Comment by bombcar
14 hours ago
Airbus kind of embodies the "trust the computer" mentality; and if you're going to do that the computer damn hell better be right all the time - it must not have "backwards" failure modes.
Boeing, in similar situations "in the past" would just sound a "computer is giving the fuck up, fly this pig dog" bell and leave it to the pilots to figure it out.
As a computer person the airbus approach (and Boeing adopting some aspects of this in the max8) is terrifying
Comparing Boeing's compliance hack and Airbus' system that's pushing 40 years now is very questionable. Airbus planes don't get in the way of flying, and there's extensive procedures and redundancies for everything that could go wrong. It's a proven system, and events like these are the exception proving the rule, especially since there was also a human factor here.

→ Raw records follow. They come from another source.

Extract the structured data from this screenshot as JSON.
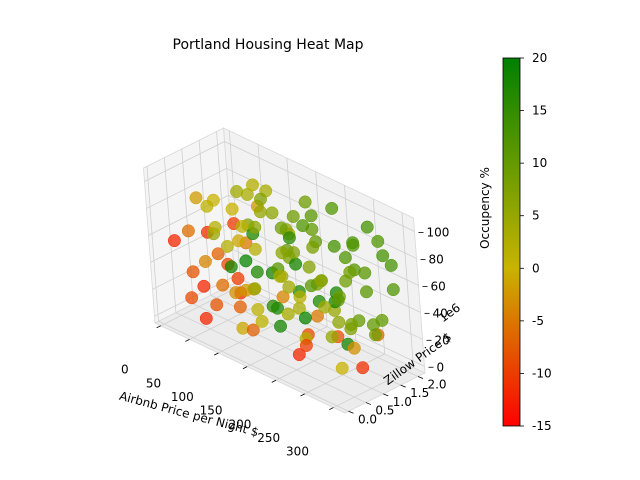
{
  "chart_data": {
    "type": "scatter",
    "projection": "3d",
    "title": "Portland Housing Heat Map",
    "xlabel": "Airbnb Price per Night $",
    "ylabel": "Zillow Price $",
    "y_offset_label": "1e6",
    "zlabel": "Occupency %",
    "xlim": [
      -10,
      320
    ],
    "ylim": [
      -0.1,
      2.2
    ],
    "zlim": [
      -5,
      110
    ],
    "x_ticks": [
      "0",
      "50",
      "100",
      "150",
      "200",
      "250",
      "300"
    ],
    "y_ticks": [
      "0.0",
      "0.5",
      "1.0",
      "1.5",
      "2.0"
    ],
    "z_ticks": [
      "0",
      "20",
      "40",
      "60",
      "80",
      "100"
    ],
    "grid": true,
    "colorbar": {
      "range": [
        -15,
        20
      ],
      "ticks": [
        "-15",
        "-10",
        "-5",
        "0",
        "5",
        "10",
        "15",
        "20"
      ],
      "colors": [
        "#ff0000",
        "#c8b400",
        "#008000"
      ]
    },
    "points": [
      [
        10,
        0.3,
        55,
        -12
      ],
      [
        12,
        1.2,
        50,
        -11
      ],
      [
        15,
        1.9,
        48,
        -10
      ],
      [
        20,
        0.6,
        30,
        -8
      ],
      [
        25,
        1.5,
        25,
        -9
      ],
      [
        18,
        0.9,
        15,
        -12
      ],
      [
        22,
        1.8,
        10,
        -10
      ],
      [
        30,
        0.4,
        65,
        -6
      ],
      [
        35,
        1.1,
        40,
        -7
      ],
      [
        28,
        2.0,
        35,
        -5
      ],
      [
        40,
        0.2,
        20,
        -9
      ],
      [
        45,
        0.8,
        8,
        -8
      ],
      [
        38,
        1.6,
        5,
        -11
      ],
      [
        50,
        0.5,
        45,
        -4
      ],
      [
        55,
        1.3,
        2,
        -7
      ],
      [
        60,
        1.9,
        70,
        -2
      ],
      [
        65,
        0.7,
        28,
        -6
      ],
      [
        70,
        0.1,
        12,
        -12
      ],
      [
        75,
        1.4,
        18,
        -3
      ],
      [
        80,
        1.0,
        60,
        -1
      ],
      [
        85,
        0.3,
        80,
        2
      ],
      [
        90,
        1.7,
        90,
        3
      ],
      [
        95,
        0.9,
        75,
        1
      ],
      [
        100,
        2.1,
        55,
        4
      ],
      [
        105,
        0.5,
        95,
        0
      ],
      [
        110,
        1.2,
        85,
        5
      ],
      [
        115,
        1.8,
        65,
        6
      ],
      [
        120,
        0.2,
        40,
        -3
      ],
      [
        125,
        1.0,
        100,
        7
      ],
      [
        130,
        1.6,
        50,
        8
      ],
      [
        135,
        0.6,
        70,
        2
      ],
      [
        140,
        2.0,
        88,
        9
      ],
      [
        145,
        1.3,
        35,
        4
      ],
      [
        150,
        0.4,
        92,
        6
      ],
      [
        155,
        1.9,
        72,
        10
      ],
      [
        160,
        0.8,
        58,
        11
      ],
      [
        165,
        1.5,
        82,
        12
      ],
      [
        170,
        0.1,
        30,
        1
      ],
      [
        175,
        1.1,
        96,
        9
      ],
      [
        180,
        2.1,
        62,
        13
      ],
      [
        185,
        0.7,
        78,
        10
      ],
      [
        190,
        1.4,
        45,
        8
      ],
      [
        195,
        0.3,
        66,
        3
      ],
      [
        200,
        1.8,
        98,
        12
      ],
      [
        205,
        1.0,
        52,
        11
      ],
      [
        210,
        0.5,
        84,
        7
      ],
      [
        215,
        1.6,
        38,
        9
      ],
      [
        220,
        2.0,
        74,
        13
      ],
      [
        225,
        0.9,
        90,
        10
      ],
      [
        230,
        1.3,
        26,
        6
      ],
      [
        235,
        0.2,
        60,
        2
      ],
      [
        240,
        1.7,
        80,
        12
      ],
      [
        245,
        1.1,
        48,
        11
      ],
      [
        250,
        0.6,
        70,
        8
      ],
      [
        255,
        1.9,
        94,
        13
      ],
      [
        260,
        1.4,
        32,
        10
      ],
      [
        265,
        0.4,
        56,
        4
      ],
      [
        270,
        1.0,
        86,
        12
      ],
      [
        275,
        1.6,
        22,
        9
      ],
      [
        280,
        2.1,
        68,
        13
      ],
      [
        285,
        0.8,
        42,
        8
      ],
      [
        290,
        1.2,
        76,
        11
      ],
      [
        295,
        0.3,
        18,
        0
      ],
      [
        300,
        1.8,
        58,
        12
      ],
      [
        305,
        1.5,
        88,
        13
      ],
      [
        40,
        1.0,
        82,
        0
      ],
      [
        60,
        0.5,
        88,
        1
      ],
      [
        80,
        1.5,
        95,
        2
      ],
      [
        100,
        0.8,
        30,
        -2
      ],
      [
        120,
        1.5,
        20,
        -4
      ],
      [
        140,
        0.3,
        15,
        -7
      ],
      [
        160,
        1.8,
        10,
        -5
      ],
      [
        180,
        1.2,
        8,
        -9
      ],
      [
        200,
        0.6,
        5,
        -12
      ],
      [
        220,
        1.4,
        12,
        -8
      ],
      [
        240,
        0.2,
        25,
        -10
      ],
      [
        260,
        1.9,
        15,
        -6
      ],
      [
        280,
        1.1,
        5,
        -11
      ],
      [
        300,
        0.6,
        30,
        -3
      ],
      [
        70,
        0.9,
        40,
        18
      ],
      [
        90,
        1.3,
        35,
        17
      ],
      [
        110,
        0.7,
        55,
        19
      ],
      [
        130,
        1.1,
        45,
        18
      ],
      [
        150,
        1.5,
        30,
        17
      ],
      [
        170,
        0.6,
        20,
        18
      ],
      [
        190,
        1.0,
        25,
        19
      ],
      [
        210,
        1.6,
        40,
        18
      ],
      [
        230,
        0.8,
        48,
        17
      ],
      [
        250,
        1.2,
        15,
        18
      ],
      [
        120,
        1.8,
        60,
        16
      ],
      [
        100,
        1.1,
        68,
        17
      ],
      [
        140,
        0.9,
        25,
        16
      ],
      [
        160,
        1.3,
        55,
        18
      ],
      [
        180,
        0.4,
        38,
        17
      ],
      [
        200,
        1.7,
        30,
        18
      ],
      [
        60,
        1.6,
        60,
        7
      ],
      [
        75,
        0.4,
        72,
        5
      ],
      [
        95,
        1.9,
        25,
        4
      ],
      [
        115,
        0.4,
        10,
        -1
      ],
      [
        135,
        1.7,
        12,
        3
      ],
      [
        155,
        0.2,
        50,
        5
      ],
      [
        175,
        1.6,
        90,
        11
      ],
      [
        195,
        0.9,
        12,
        2
      ],
      [
        215,
        0.1,
        90,
        6
      ],
      [
        235,
        1.5,
        55,
        9
      ],
      [
        255,
        0.7,
        28,
        5
      ],
      [
        275,
        0.2,
        80,
        6
      ],
      [
        295,
        1.5,
        38,
        10
      ],
      [
        310,
        0.9,
        70,
        11
      ],
      [
        315,
        0.4,
        92,
        9
      ],
      [
        50,
        1.8,
        78,
        3
      ],
      [
        70,
        1.2,
        92,
        4
      ],
      [
        85,
        0.6,
        62,
        2
      ],
      [
        105,
        1.6,
        78,
        6
      ],
      [
        125,
        0.7,
        22,
        1
      ],
      [
        145,
        1.9,
        42,
        7
      ],
      [
        165,
        0.9,
        88,
        9
      ],
      [
        185,
        1.9,
        18,
        5
      ],
      [
        205,
        0.3,
        40,
        3
      ],
      [
        225,
        1.7,
        15,
        7
      ],
      [
        245,
        0.5,
        95,
        8
      ],
      [
        265,
        1.3,
        72,
        11
      ],
      [
        285,
        1.7,
        92,
        12
      ],
      [
        305,
        1.1,
        42,
        10
      ],
      [
        35,
        0.6,
        88,
        -2
      ]
    ]
  }
}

As another computer person, I'd trust aviation more than any other field, especially when it doesn't involve the modern US. Computers can't be perfect, but they can be almost always good at integrating and helping humans that remain in control. Advocates against including any fly-by-wire or computerization in aircraft at all fail to consider all the accidents that said computerization has helped avoid. Putting a billion steam gauges and blinking lights in front of pilots and asking them to correlate and understand everything themselves is actually not simpler, easier or safer.
The fly by wire as implemented by Airbus results in illogical states that are impossible in mechanically linked systems.
The most jaw dropping one is the stick input averaging.
https://www.reddit.com/r/NoStupidQuestions/comments/10w54e4/...
2 replies →
You made me laugh out loud! Very well put.